One again, very well done. This is your strongest submission in the set. You turn the textures along the surface of the sausage in a very believable way by increasing the amount of cast shadows, building additive details upon the sausage, and keeping lost edges in the middle. This is really great, congratulations!

Form Intersections

This is a very hard exercise but you really rose to the challenge here. You have managed to avoid the most common errors - your forms are mostly equilateral, you have grouped them correctly and there are no overpasses with wobbly lines. I get a very clear idea of how you want to solve the intersections! Keep doing this as warm-up and watch yourself get even better. In your fourth paper, it's normal to think "WTF have i done", but remember there is no "right" answer - only the one you imagine and your job is to communicate it clearly.

Organic Intersections

You have done everything correctly by using uncomplicated forms, stacked perpendicularly, and the cast shadows warp around the shape below in a believable way - with some issues. Remember that a cast shadow can fall on two shapes below each other - such is the case in your second of these submissions - which will alter the way it looks. In one of the cast shadows, it looks like it's not following the underlying two sausages very well. I have redrawn a part which can give you an idea of what I mean. Not saying I have done it perfectly correctly, but the important part is to consider the effect on the two underlying sausages a bit differently.
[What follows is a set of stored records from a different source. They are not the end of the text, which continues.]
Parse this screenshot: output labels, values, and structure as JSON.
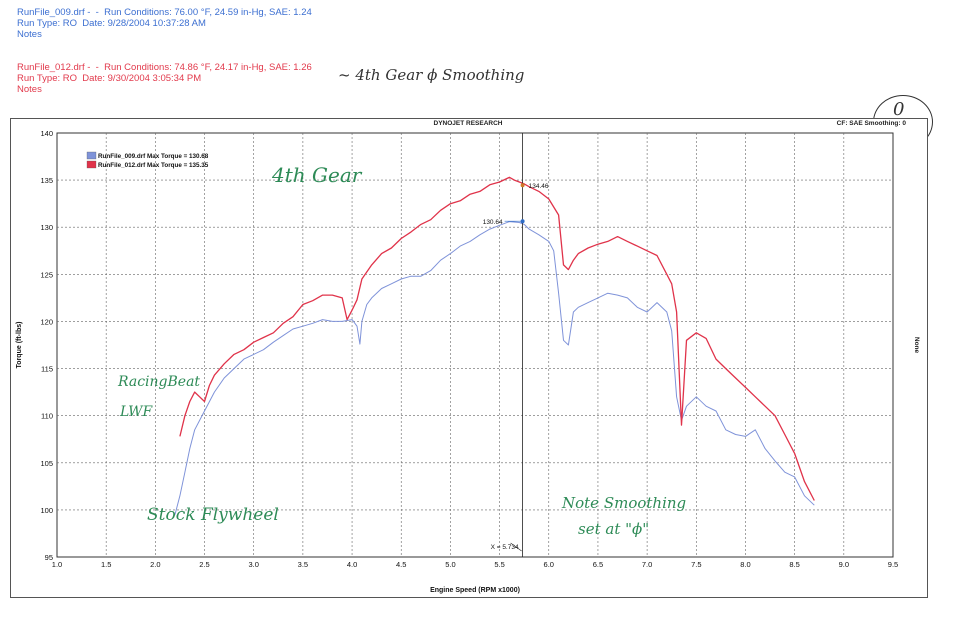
{
  "header": {
    "run1": {
      "line1": "RunFile_009.drf -  -  Run Conditions: 76.00 °F, 24.59 in-Hg, SAE: 1.24",
      "line2": "Run Type: RO  Date: 9/28/2004 10:37:28 AM",
      "line3": "Notes"
    },
    "run2": {
      "line1": "RunFile_012.drf -  -  Run Conditions: 74.86 °F, 24.17 in-Hg, SAE: 1.26",
      "line2": "Run Type: RO  Date: 9/30/2004 3:05:34 PM",
      "line3": "Notes"
    },
    "handwritten_note": "~ 4th Gear ϕ Smoothing"
  },
  "colors": {
    "run1": "#7f93d9",
    "run2": "#e0334a",
    "grid": "#666666",
    "hand": "#2e8b57"
  },
  "chart_data": {
    "type": "line",
    "title": "DYNOJET RESEARCH",
    "corner_label": "CF: SAE  Smoothing: 0",
    "right_label": "None",
    "xlabel": "Engine Speed (RPM x1000)",
    "ylabel": "Torque (ft-lbs)",
    "xlim": [
      1.0,
      9.5
    ],
    "ylim": [
      95,
      140
    ],
    "xticks": [
      "1.0",
      "1.5",
      "2.0",
      "2.5",
      "3.0",
      "3.5",
      "4.0",
      "4.5",
      "5.0",
      "5.5",
      "6.0",
      "6.5",
      "7.0",
      "7.5",
      "8.0",
      "8.5",
      "9.0",
      "9.5"
    ],
    "yticks": [
      "95",
      "100",
      "105",
      "110",
      "115",
      "120",
      "125",
      "130",
      "135",
      "140"
    ],
    "grid": true,
    "legend": [
      "RunFile_009.drf Max Torque = 130.68",
      "RunFile_012.drf Max Torque = 135.35"
    ],
    "cursor_x": 5.734,
    "cursor_label": "X = 5.734",
    "point_labels": [
      {
        "x": 5.734,
        "y": 134.46,
        "text": "134.46",
        "series": 1
      },
      {
        "x": 5.734,
        "y": 130.64,
        "text": "130.64",
        "series": 0
      }
    ],
    "series": [
      {
        "name": "RunFile_009.drf",
        "x": [
          2.2,
          2.25,
          2.3,
          2.35,
          2.4,
          2.5,
          2.6,
          2.7,
          2.8,
          2.9,
          3.0,
          3.1,
          3.2,
          3.3,
          3.4,
          3.5,
          3.6,
          3.7,
          3.8,
          3.9,
          4.0,
          4.05,
          4.08,
          4.1,
          4.15,
          4.2,
          4.3,
          4.4,
          4.5,
          4.6,
          4.7,
          4.8,
          4.9,
          5.0,
          5.1,
          5.2,
          5.3,
          5.4,
          5.5,
          5.6,
          5.7,
          5.75,
          5.8,
          5.9,
          6.0,
          6.05,
          6.1,
          6.15,
          6.2,
          6.25,
          6.3,
          6.4,
          6.5,
          6.6,
          6.7,
          6.8,
          6.9,
          7.0,
          7.1,
          7.2,
          7.25,
          7.3,
          7.35,
          7.4,
          7.5,
          7.6,
          7.7,
          7.8,
          7.9,
          8.0,
          8.1,
          8.2,
          8.3,
          8.4,
          8.5,
          8.6,
          8.7
        ],
        "values": [
          99.5,
          101.5,
          104,
          106.5,
          108.5,
          110.5,
          112.5,
          114,
          115,
          116,
          116.5,
          117,
          117.8,
          118.5,
          119.2,
          119.5,
          119.8,
          120.2,
          120,
          120,
          120.2,
          119.5,
          117.6,
          120,
          121.8,
          122.5,
          123.5,
          124,
          124.5,
          124.8,
          124.8,
          125.4,
          126.5,
          127.2,
          128,
          128.5,
          129.2,
          129.8,
          130.2,
          130.6,
          130.5,
          130.3,
          129.8,
          129.2,
          128.5,
          127.5,
          123,
          118,
          117.5,
          121,
          121.5,
          122,
          122.5,
          123,
          122.8,
          122.5,
          121.5,
          121,
          122,
          121,
          119,
          112,
          109.5,
          111,
          112,
          111,
          110.5,
          108.5,
          108,
          107.8,
          108.5,
          106.5,
          105.2,
          104,
          103.5,
          101.5,
          100.5
        ]
      },
      {
        "name": "RunFile_012.drf",
        "x": [
          2.25,
          2.3,
          2.35,
          2.4,
          2.45,
          2.5,
          2.55,
          2.6,
          2.7,
          2.8,
          2.9,
          3.0,
          3.1,
          3.2,
          3.3,
          3.4,
          3.5,
          3.6,
          3.7,
          3.8,
          3.9,
          3.95,
          4.0,
          4.05,
          4.1,
          4.2,
          4.3,
          4.4,
          4.5,
          4.6,
          4.7,
          4.8,
          4.9,
          5.0,
          5.1,
          5.2,
          5.3,
          5.4,
          5.5,
          5.6,
          5.65,
          5.7,
          5.75,
          5.8,
          5.9,
          6.0,
          6.1,
          6.15,
          6.2,
          6.25,
          6.3,
          6.4,
          6.5,
          6.6,
          6.7,
          6.8,
          6.9,
          7.0,
          7.1,
          7.2,
          7.25,
          7.3,
          7.35,
          7.4,
          7.5,
          7.6,
          7.7,
          7.8,
          7.9,
          8.0,
          8.1,
          8.2,
          8.3,
          8.4,
          8.5,
          8.6,
          8.7
        ],
        "values": [
          107.8,
          110,
          111.5,
          112.5,
          112,
          111.5,
          113.2,
          114.3,
          115.5,
          116.5,
          117,
          117.8,
          118.3,
          118.8,
          119.8,
          120.5,
          121.8,
          122.2,
          122.8,
          122.8,
          122.5,
          120.2,
          121.2,
          122.3,
          124.5,
          126,
          127.2,
          127.8,
          128.8,
          129.5,
          130.3,
          130.8,
          131.8,
          132.5,
          132.8,
          133.5,
          133.8,
          134.5,
          134.8,
          135.3,
          135,
          134.8,
          134.6,
          134.3,
          133.8,
          133,
          131.3,
          126,
          125.5,
          126.5,
          127.2,
          127.8,
          128.2,
          128.5,
          129,
          128.5,
          128,
          127.5,
          127,
          125,
          124,
          121,
          109,
          118,
          118.8,
          118.2,
          116,
          115,
          114,
          113,
          112,
          111,
          110,
          108,
          106,
          103,
          101
        ]
      }
    ]
  }
}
Overall I think you should be very proud, to do this well the first time is an accomplishment. You take this seriously, draw in a neat manner and understand the principles. Congratulations on finishing and good luck with Lesson 3!

Next Steps:

Move on to Lesson 3

This community member feels the lesson should be marked as complete. In order for the student to receive their completion badge, this critique will need 2 agreements from other members of the community.
3:05 PM, Saturday May 4th 2024

Hello Kotla, thanks so much for your very detailed critique, and for the time you took to draw the example where I failed. That's very encouraging.